Where Is My Mind?

“Egzistansiyalizm’de gelecek yoktur.”
Yazılmış içimdeki vicdan elçiliğinin duvarına…

Fütürizm fütursuzca kınanmış, fütürizmi savunan çocuk taraflarım klasistlerce gaz odalarına tıkılmış. Kan görmekten sıkılmış cinayet romanı yazan naturalist benlerim. Yaşam imgelerim kübik şekiller halinde tuvalet deliğinden bana bakmış, lağımlardan geçerken içine girdiği buhranı yazmış ekspresyonist dışkılarım. Hayatın Kazıklı Voyvoda tarzı kazıklarından bıkan romantik hallerim sarmış kendini -başıboşlar artık. Kim iyi, kim kötü sorusuna pragmatik cevaplar doğuyor içimde ve bir kurt kemiriyor sürrealist beynimi, Thomas Hobbes el ediyor bin böcekli verandasından. Egoist hayallerle sevişiyorum gün ışıyana dek. Kesik damarlarımdan hedonizm fışkırıyor! Dudaklarım yakıyor molotof kokteylleri, beynimde çınlıyor bir şarkı misali kurbağalar… Kurbağalar ve molotof kokteylleri… Eski-yeni çatışması rahatsız ediyor kendilerinden bıkan realistleri ve iki tek atıyor Yunan tanrılarıyla günümüz tanrıları. Üç beş empresyonist izliyor bu tabloyu, elleri çenelerinde ve elleri kim bilir nerelerinde, tombala çekiyor Dadacılar şiirlerine. Eline, beline, diline diye anlatıyor biri, eline beline, cebine kondom diye uyarlıyor öteki.

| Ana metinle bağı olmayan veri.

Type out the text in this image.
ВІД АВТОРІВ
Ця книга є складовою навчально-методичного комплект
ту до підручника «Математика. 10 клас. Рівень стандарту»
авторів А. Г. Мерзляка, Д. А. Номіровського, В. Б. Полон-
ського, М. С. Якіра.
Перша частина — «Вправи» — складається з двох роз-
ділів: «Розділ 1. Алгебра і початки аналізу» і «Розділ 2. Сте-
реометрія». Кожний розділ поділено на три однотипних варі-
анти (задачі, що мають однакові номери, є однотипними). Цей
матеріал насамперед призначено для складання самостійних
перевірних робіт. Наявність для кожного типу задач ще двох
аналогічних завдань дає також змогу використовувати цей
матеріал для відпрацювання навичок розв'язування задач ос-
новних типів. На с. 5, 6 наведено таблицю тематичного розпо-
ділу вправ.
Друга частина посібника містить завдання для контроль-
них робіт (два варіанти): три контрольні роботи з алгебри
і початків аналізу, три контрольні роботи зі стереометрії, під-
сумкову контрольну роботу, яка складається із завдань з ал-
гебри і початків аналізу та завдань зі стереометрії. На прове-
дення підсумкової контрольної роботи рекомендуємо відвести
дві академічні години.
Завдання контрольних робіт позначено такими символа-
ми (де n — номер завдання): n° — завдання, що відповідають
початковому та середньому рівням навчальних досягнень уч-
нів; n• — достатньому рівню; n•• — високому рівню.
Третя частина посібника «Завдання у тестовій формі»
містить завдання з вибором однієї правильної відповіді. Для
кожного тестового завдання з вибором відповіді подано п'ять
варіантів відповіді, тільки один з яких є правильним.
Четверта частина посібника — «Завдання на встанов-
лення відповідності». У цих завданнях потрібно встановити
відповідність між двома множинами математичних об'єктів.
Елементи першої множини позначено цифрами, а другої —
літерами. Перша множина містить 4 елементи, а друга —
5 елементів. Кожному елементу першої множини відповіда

Sağolsun… Ve gerek sağ olsun, gerek sol, sapmalı elbet her sapağa, kendinden geçen tanrılara aldırmadan… Ve bir akşam vakti yorumlanmalı anarşizm. Dollyler(iz) mee’ler, Ivan’ın köpeği(yiz) havlar, imanım köpek olsun; bu düzene şartlandırılmış(ız) ve ölen ölür; geriye kalır sağlar. Kalan sağlar kimindir? Özelleştirmeye alınmış sahalar, kristal avizeli odalarda sürer, hayallerinle ödeyebileceğin açık arttırmalar.